Avec la loi pour la liberté de choisir son avenir professionnel, la libéralisation du marché de l’apprentissage a permis l’ouverture de nombreux CFA privés, et en particulier dans la région Hauts-de-France. Pendant cette crise, le modèle de l’apprentissage a été interrogé et mis en difficulté : l’apprentissage ne peut se développer que si la conjoncture économique est florissante et si les entreprises sont en capacité de recruter. Sans les aides financières de l’État et la possibilité de commencer l’apprentissage pendant 6 mois sans avoir signé de contrat avec une entreprise, le modèle de développement de cette formation se serait effondré dans les CFA privés. Pendant ce temps, l’Éducation nationale a assumé sa part du travail et les enseignants ont même assuré le suivi des PFMP ( en CAP et en Bac pro) ainsi que l’enseignement des élèves n’ayant pas de lieu de stage dans les LP, la formation à distance sans dotation de matériel informatique et sans aucune compensation. Pour nous, la prime de 150 € réservé à certains enseignants prévue en janvier 2021 et annoncée pour février, est indigente au regard des besoins. Le Parisien du 9 février chiffrait le coût du travail à domicile à 174 euros par mois : seront ils un jour compensés ?

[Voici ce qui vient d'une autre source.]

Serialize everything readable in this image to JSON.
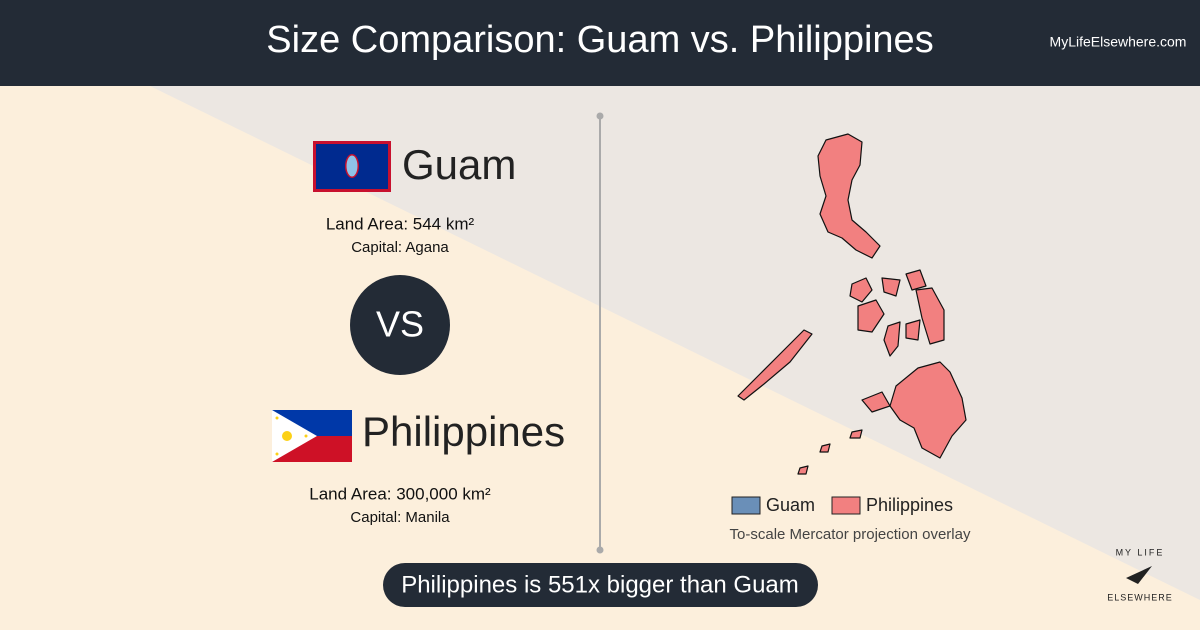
{
  "header": {
    "title": "Size Comparison: Guam vs. Philippines",
    "site": "MyLifeElsewhere.com"
  },
  "left": {
    "country_a": {
      "name": "Guam",
      "land_area": "Land Area: 544 km²",
      "capital": "Capital: Agana"
    },
    "vs": "VS",
    "country_b": {
      "name": "Philippines",
      "land_area": "Land Area: 300,000 km²",
      "capital": "Capital: Manila"
    }
  },
  "map": {
    "legend": [
      "Guam",
      "Philippines"
    ],
    "caption": "To-scale Mercator projection overlay"
  },
  "footer": {
    "summary": "Philippines is 551x bigger than Guam",
    "logo": [
      "MY LIFE",
      "ELSEWHERE"
    ]
  }
}
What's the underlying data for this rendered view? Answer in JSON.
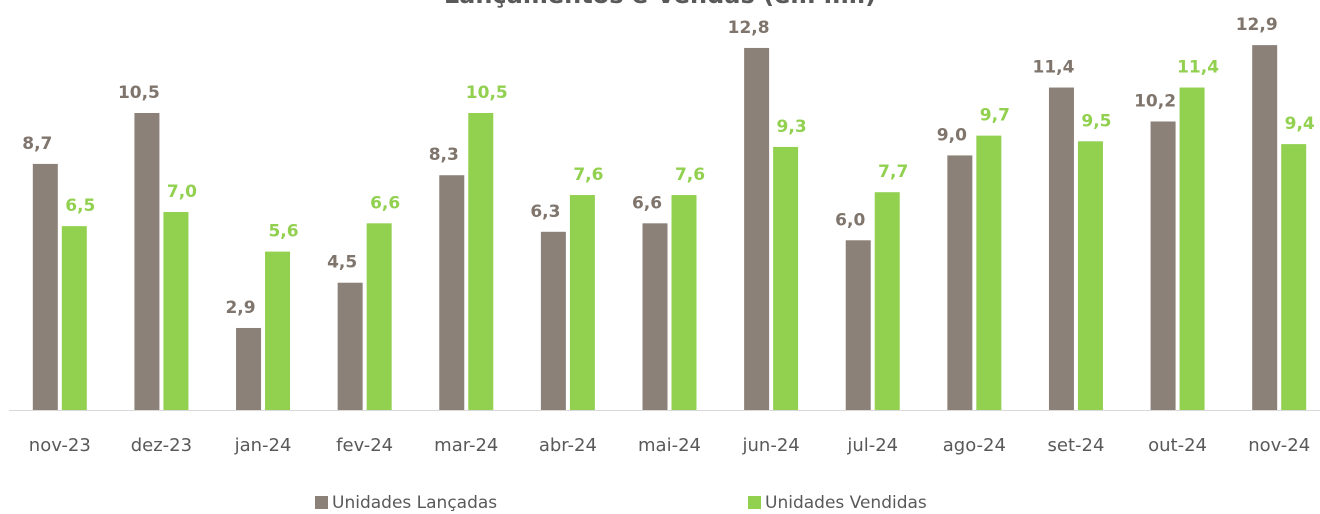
{
  "chart_data": {
    "type": "bar",
    "title": "Lançamentos e Vendas (em mil)",
    "categories": [
      "nov-23",
      "dez-23",
      "jan-24",
      "fev-24",
      "mar-24",
      "abr-24",
      "mai-24",
      "jun-24",
      "jul-24",
      "ago-24",
      "set-24",
      "out-24",
      "nov-24"
    ],
    "series": [
      {
        "name": "Unidades Lançadas",
        "color": "#8c8178",
        "values": [
          8.7,
          10.5,
          2.9,
          4.5,
          8.3,
          6.3,
          6.6,
          12.8,
          6.0,
          9.0,
          11.4,
          10.2,
          12.9
        ],
        "value_labels": [
          "8,7",
          "10,5",
          "2,9",
          "4,5",
          "8,3",
          "6,3",
          "6,6",
          "12,8",
          "6,0",
          "9,0",
          "11,4",
          "10,2",
          "12,9"
        ]
      },
      {
        "name": "Unidades Vendidas",
        "color": "#92d050",
        "values": [
          6.5,
          7.0,
          5.6,
          6.6,
          10.5,
          7.6,
          7.6,
          9.3,
          7.7,
          9.7,
          9.5,
          11.4,
          9.4
        ],
        "value_labels": [
          "6,5",
          "7,0",
          "5,6",
          "6,6",
          "10,5",
          "7,6",
          "7,6",
          "9,3",
          "7,7",
          "9,7",
          "9,5",
          "11,4",
          "9,4"
        ]
      }
    ],
    "ylim": [
      0,
      14
    ],
    "legend": "bottom"
  }
}
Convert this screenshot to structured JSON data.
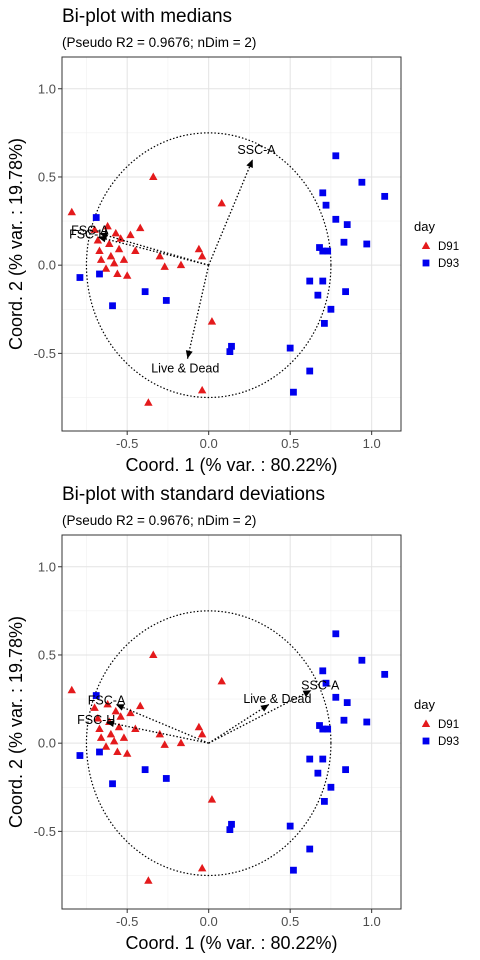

Un autre point mérite aussi d’être mis en évidence par rapport aux formations professionnelles : les organismes privés de formations ont pu avoir recours au chômage partiel de leurs salariés, ce qui de ce fait, a transféré le coût du travail vers l’État et l’ensemble de la population. Par contre, les CFA publics ont continué à payer le salaire complet de leurs permanents, un point positif pour les personnels. Les CFA publics et les GRETA n’ont pas d’autres recettes que celles reçues des formations dispensées. Dans le milieu concurrentiel de la formation professionnelle, cette distorsion de concurrence au détriment du public n’a pas été compensée par l’État et c’est donc leurs capacités à perdurer et à investir qui sont interrogées. Ainsi, le Service public d’Éducation est sacrifié au profit de la formation professionnelle privée ; et la logique de partenariat, pratique que nous retrouvons dans le Campus des métiers, se fait toujours au détriment du Service Public. Ces collaborations public-privé donnent la respectabilité de l’Éducation nationale à des formations privées payantes.
La FSU enfin reste opposée au développement de l’apprentissage avant 18 ans. Et les questions que nous avions soulevées avec le développement de l’apprentissage restent d’actualité : Qu’en est-il de la reproduction sociale de l’apprentissage ? Qu’en est-il de la répartition genrée des métiers, accentuée par cette formation ? Qu’en est-il des jeunes exclus de l’apprentissage, qu’ils soient issus des quartiers de milieux défavorisés ou de milieux ruraux ?
Dans le système concurrentiel de la formation professionnelle, système instauré par l’État, le Service public d’Éducation ne se bat pas avec les mêmes armes, contraint par des moyens limités et souffrant d’un sous-investissement chronique. La FSU exige une autre politique pour la formation professionnelle au service de tous les jeunes.